Pharmaceutical Strategies Group Publishes 2024 Pharmacy Benefit Manager Customer Satisfaction Report and other notes from around the interweb:
- Pharmaceutical Strategies Group Publishes 2024 Pharmacy Benefit Manager Customer Satisfaction Report. The 2024 Pharmacy Benefit Manager Customer Satisfaction Report published by Pharmaceutical Strategies Group (“PSG”) disclosed low satisfaction and demand for change in the industry amongst healthcare payers. This report is the most comprehensive research on pharmaceutical benefit managers (PBMs), with a comprehensive look into the increasingly complex structures and functions of today’s marketplace. The report, published for more than two decades, offers decision makers powerful comparative intelligence to help in the selection and management of services provided by PBMs. PSG’s deep understanding of the marketplace enables a broader view of the arrangements PBMs use to meet the unique priorities of plan sponsors. “PBMs are experiencing increased pressure that is ultimately going to drive change in the coming years,” said Morgan Lee, PhD, MPH, CPH, Senior Director of Research & Strategy at PSG. “This year’s report pulls back the curtain on healthcare payers’ appetite for disruption and the barriers and hesitancy posing roadblocks. Overwhelmingly, there is dissatisfaction with the status quo, but what degree of transformation the industry will undergo in the coming years remains to be seen.”
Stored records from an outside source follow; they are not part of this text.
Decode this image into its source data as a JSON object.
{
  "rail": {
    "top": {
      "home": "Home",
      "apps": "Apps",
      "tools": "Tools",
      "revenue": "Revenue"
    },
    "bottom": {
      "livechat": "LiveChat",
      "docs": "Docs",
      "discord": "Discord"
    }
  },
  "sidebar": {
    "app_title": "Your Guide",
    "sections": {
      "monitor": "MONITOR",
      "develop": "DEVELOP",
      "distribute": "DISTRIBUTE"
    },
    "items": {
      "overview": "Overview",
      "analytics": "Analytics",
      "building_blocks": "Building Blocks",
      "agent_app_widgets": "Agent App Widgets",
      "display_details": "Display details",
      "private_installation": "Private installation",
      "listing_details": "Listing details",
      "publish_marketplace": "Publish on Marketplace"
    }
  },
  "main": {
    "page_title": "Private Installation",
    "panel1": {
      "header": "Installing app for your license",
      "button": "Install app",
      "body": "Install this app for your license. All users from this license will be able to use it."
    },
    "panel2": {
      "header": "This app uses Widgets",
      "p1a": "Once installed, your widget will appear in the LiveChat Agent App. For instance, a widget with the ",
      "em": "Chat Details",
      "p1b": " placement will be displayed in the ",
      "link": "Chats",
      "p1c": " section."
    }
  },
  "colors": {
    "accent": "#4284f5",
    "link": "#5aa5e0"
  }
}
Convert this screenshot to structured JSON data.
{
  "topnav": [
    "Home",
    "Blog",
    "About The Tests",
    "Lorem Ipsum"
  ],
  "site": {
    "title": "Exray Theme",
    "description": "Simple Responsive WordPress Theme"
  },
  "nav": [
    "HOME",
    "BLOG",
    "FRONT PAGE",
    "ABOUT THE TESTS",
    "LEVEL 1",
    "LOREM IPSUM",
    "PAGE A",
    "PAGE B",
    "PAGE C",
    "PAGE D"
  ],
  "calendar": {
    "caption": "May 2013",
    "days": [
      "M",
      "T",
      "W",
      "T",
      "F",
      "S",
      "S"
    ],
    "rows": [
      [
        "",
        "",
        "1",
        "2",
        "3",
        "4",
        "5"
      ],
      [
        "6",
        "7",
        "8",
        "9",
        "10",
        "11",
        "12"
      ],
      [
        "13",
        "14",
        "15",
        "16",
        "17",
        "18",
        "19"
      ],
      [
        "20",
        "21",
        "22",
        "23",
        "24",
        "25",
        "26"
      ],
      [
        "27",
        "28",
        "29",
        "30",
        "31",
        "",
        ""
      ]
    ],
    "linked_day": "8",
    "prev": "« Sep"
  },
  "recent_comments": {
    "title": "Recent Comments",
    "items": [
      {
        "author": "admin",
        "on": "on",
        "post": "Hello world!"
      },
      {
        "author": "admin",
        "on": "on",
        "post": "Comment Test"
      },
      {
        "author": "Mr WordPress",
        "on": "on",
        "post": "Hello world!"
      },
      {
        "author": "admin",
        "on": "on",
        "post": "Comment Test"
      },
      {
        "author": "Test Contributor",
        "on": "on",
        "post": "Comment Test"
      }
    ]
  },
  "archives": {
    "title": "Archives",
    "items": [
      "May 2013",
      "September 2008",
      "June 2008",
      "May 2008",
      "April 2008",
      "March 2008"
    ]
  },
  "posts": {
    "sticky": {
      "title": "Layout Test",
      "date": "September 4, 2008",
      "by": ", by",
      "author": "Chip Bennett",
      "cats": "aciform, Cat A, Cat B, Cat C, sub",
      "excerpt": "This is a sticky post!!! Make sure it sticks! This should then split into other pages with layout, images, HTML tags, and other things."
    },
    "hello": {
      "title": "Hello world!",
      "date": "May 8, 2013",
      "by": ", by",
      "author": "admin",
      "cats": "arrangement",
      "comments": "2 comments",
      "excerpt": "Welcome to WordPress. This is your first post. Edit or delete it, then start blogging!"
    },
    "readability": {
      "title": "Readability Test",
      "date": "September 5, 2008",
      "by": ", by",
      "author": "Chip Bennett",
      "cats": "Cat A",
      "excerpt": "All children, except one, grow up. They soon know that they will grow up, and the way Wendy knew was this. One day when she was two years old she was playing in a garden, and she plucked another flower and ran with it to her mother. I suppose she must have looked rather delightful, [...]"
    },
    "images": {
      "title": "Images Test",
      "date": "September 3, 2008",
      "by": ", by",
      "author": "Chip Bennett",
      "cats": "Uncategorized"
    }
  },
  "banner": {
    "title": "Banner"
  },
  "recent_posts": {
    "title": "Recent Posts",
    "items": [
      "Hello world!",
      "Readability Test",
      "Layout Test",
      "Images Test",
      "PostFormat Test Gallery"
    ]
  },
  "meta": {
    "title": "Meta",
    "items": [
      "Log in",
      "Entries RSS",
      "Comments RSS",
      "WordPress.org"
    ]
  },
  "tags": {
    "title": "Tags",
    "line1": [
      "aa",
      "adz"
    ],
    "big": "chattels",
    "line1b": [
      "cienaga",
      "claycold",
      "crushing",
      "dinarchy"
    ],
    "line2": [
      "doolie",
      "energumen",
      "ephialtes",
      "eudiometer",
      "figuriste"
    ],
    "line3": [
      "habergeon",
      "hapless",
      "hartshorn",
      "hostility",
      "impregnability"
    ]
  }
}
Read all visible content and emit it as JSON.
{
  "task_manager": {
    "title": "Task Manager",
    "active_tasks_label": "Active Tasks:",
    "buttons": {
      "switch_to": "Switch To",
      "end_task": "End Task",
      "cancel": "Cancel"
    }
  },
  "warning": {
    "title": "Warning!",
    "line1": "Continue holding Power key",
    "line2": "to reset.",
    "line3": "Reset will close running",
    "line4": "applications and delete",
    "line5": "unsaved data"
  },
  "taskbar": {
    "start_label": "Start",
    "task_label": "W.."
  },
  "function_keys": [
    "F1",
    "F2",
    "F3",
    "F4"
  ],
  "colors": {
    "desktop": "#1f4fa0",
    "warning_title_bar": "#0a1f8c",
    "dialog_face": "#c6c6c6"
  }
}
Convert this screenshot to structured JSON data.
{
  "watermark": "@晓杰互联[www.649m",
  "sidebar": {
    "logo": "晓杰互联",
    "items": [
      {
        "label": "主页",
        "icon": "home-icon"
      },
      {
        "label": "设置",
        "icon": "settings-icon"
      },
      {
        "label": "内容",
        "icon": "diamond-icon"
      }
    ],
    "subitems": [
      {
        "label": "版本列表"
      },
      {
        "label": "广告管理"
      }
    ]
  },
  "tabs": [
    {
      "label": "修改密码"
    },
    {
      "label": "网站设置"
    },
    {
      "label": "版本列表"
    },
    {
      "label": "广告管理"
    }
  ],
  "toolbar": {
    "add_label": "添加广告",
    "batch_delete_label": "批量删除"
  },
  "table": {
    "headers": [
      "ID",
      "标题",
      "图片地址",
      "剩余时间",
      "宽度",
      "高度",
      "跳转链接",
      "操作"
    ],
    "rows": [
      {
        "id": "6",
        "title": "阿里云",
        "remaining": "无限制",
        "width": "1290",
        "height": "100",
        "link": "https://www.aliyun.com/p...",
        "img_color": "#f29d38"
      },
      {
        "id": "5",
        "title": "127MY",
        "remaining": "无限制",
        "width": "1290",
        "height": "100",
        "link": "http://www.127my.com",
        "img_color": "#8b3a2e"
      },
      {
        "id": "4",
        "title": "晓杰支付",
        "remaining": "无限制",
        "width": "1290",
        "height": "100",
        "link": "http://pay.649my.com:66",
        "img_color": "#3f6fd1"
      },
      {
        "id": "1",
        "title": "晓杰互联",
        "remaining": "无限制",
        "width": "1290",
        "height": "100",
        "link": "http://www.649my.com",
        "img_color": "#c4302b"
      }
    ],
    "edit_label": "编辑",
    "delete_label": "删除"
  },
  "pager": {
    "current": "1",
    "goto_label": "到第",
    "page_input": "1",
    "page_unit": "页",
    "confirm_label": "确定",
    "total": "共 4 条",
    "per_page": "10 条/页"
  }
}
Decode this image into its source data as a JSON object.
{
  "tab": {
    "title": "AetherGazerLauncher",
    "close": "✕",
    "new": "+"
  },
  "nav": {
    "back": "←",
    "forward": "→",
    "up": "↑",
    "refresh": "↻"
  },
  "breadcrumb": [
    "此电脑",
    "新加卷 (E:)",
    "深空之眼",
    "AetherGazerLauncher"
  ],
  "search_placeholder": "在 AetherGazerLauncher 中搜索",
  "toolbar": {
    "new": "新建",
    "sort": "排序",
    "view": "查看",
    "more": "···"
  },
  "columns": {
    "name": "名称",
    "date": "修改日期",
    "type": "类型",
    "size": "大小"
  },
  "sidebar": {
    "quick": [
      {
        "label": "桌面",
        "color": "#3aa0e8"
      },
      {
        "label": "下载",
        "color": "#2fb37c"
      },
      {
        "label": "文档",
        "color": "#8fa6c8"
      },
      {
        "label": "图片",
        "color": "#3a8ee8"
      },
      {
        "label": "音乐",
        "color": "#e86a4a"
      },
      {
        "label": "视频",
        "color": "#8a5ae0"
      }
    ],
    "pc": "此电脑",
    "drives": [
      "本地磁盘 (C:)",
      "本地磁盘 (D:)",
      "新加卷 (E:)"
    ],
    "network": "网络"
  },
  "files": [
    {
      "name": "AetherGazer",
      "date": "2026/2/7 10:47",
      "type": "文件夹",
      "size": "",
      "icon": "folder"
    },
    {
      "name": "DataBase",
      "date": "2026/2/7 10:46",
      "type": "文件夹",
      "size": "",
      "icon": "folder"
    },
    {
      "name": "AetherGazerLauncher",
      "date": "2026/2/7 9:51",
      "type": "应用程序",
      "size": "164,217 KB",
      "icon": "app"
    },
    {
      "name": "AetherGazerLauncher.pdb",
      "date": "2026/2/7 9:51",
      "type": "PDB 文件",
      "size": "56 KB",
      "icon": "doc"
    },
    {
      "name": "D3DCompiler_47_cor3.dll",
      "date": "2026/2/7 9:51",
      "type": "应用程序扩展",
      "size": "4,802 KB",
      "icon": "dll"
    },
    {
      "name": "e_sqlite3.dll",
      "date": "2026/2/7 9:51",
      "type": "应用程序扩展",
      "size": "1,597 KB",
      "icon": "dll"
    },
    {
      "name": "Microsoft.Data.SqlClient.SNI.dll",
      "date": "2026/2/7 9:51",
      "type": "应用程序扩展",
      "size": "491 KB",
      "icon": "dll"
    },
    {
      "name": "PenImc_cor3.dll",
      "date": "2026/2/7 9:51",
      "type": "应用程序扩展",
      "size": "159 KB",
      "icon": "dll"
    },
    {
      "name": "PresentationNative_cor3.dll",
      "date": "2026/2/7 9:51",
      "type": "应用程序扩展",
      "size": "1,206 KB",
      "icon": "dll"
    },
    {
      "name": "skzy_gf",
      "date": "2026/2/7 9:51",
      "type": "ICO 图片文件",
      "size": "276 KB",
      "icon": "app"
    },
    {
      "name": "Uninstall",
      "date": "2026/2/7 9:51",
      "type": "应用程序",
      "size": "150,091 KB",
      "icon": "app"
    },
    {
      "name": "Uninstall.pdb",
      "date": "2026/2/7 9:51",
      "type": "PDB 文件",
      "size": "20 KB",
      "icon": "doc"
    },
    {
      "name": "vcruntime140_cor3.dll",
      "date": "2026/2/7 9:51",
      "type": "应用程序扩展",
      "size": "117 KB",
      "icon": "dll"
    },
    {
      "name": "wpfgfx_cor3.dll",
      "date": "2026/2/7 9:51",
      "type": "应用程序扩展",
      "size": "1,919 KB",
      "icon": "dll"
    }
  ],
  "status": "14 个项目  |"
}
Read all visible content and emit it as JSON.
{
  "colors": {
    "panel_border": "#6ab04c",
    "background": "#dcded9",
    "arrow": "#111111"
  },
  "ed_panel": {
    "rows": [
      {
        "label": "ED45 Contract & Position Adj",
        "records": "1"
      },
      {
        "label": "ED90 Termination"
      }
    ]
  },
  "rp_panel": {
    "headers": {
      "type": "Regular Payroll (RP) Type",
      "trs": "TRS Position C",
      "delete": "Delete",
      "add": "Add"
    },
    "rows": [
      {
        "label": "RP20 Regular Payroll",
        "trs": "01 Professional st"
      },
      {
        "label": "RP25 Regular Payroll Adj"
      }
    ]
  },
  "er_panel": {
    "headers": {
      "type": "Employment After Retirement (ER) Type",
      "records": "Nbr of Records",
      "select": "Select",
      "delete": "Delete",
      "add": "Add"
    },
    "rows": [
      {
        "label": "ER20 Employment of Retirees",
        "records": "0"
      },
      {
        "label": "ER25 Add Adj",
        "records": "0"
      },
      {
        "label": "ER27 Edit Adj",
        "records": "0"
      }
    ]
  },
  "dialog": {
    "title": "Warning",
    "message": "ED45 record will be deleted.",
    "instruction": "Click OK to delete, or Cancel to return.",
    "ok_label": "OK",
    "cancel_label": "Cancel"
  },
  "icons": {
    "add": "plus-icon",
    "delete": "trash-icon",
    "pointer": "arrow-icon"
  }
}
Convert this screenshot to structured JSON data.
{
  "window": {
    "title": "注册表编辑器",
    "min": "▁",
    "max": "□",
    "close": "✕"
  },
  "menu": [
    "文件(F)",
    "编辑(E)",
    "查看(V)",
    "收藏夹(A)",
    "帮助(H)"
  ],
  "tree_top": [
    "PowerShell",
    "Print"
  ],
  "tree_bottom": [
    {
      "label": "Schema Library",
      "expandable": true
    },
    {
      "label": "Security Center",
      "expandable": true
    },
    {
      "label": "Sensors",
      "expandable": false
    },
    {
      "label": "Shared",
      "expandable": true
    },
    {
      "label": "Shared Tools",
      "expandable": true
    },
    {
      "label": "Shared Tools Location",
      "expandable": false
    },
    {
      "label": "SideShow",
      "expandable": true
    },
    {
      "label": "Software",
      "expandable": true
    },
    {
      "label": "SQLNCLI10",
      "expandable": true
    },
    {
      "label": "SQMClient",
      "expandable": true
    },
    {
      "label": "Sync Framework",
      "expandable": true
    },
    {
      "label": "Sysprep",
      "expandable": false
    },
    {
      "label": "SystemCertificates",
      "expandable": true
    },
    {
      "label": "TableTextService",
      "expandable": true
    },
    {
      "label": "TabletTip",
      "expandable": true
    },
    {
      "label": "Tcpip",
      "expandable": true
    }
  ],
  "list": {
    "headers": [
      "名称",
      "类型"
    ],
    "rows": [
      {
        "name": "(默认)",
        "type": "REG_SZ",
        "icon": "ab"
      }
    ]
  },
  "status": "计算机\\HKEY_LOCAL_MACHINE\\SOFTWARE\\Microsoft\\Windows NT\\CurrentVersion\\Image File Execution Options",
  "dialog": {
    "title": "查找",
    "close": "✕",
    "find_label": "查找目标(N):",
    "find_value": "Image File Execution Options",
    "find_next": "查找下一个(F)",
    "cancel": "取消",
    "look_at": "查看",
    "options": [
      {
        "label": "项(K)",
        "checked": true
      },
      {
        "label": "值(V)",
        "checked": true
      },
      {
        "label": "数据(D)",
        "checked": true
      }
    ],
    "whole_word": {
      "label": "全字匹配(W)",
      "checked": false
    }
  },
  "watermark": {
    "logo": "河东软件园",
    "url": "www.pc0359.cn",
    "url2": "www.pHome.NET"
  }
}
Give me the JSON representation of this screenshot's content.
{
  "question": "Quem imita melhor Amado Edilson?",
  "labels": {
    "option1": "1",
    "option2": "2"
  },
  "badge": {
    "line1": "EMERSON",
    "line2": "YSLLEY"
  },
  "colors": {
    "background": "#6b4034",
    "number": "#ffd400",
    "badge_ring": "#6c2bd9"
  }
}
- Express Scripts Sues FTC, Demands Withdrawal of PBM Report. In a lawsuit filed in federal court in Missouri, Express Scripts by Evernorth, a subsidiary of The Cigna Group (NYSE: CI), demanded that the Federal Trade Commission (“FTC” or the “Commission”) retract its July 2024 report, which is filled with false and misleading claims about the pharmacy benefit management (PBM) industry and fails to serve the interests of American consumers. Information about Express Scripts’ lawsuit to protect those it serves is available at https://www.evernorth.com/advocate. “The FTC has taken unconstitutional actions in publishing a report that ignores the evidence provided by our company and other PBMs, demonstrates clear ideological bias and advances a false and damaging narrative – a narrative that could harm the health care system by removing essential checks and balances which would result in higher drug prices for American consumers,” said Andrea Nelson, Chief Legal Officer for The Cigna Group. “We don’t take this step lightly, but as advocates working to lower drug prices for millions of Americans and the employers, labor unions, and government agencies that provide their prescription drug benefits, we cannot let the FTC’s unlawful actions and false information stand.”
- Walgreens paying $106.8 million to settle US prescription billing fraud charges. Walgreens Boots Alliance (WBA.O), agreed to pay $106.8 million to settle charges it fraudulently billed the U.S. government for prescriptions that were never dispensed, the Department of Justice said on Friday. The Justice Department said Walgreens violated the federal False Claims Act between 2009 and 2020 by submitting payment claims to Medicare, Medicaid, and other healthcare programs for prescriptions it processed but which were never picked up. This caused the pharmacy chain to receive tens of millions of dollars for prescriptions it never provided to patients, the department said. “Federal health care programs provide critical health care services to millions of Americans,” said Brian Boynton, head of the Justice Department’s civil division. “We will hold accountable those who abuse these programs by knowingly billing for goods or services they did not provide.
- Copay Adjustment Chess Match: What Will Payers Do Next?. The primary reason that payers created copay adjustment programs lies within the very nature of their business, namely that insuring patients means taking on the risk of patients’ lives for the pharmaceutical benefit. Additionally, the payers’ clients—employers—demand that payers and pharmacy benefit managers (PBMs) keep drug costs under control since the cost of providing healthcare to their employees remains high. Over the years, formularies, exclusions, and prior authorizations have been created to support this cost control, but using the accumulator technique, in which the patient’s annual out-of-pocket (OOP) maximum is affected by taking off the manufacturer’s contribution, is a newer approach. It all stems from the same reasoning—payers are seeking ways to control costs to benefit their bottom line, while employers are seeking ways to control the costs of providing healthcare to their employees.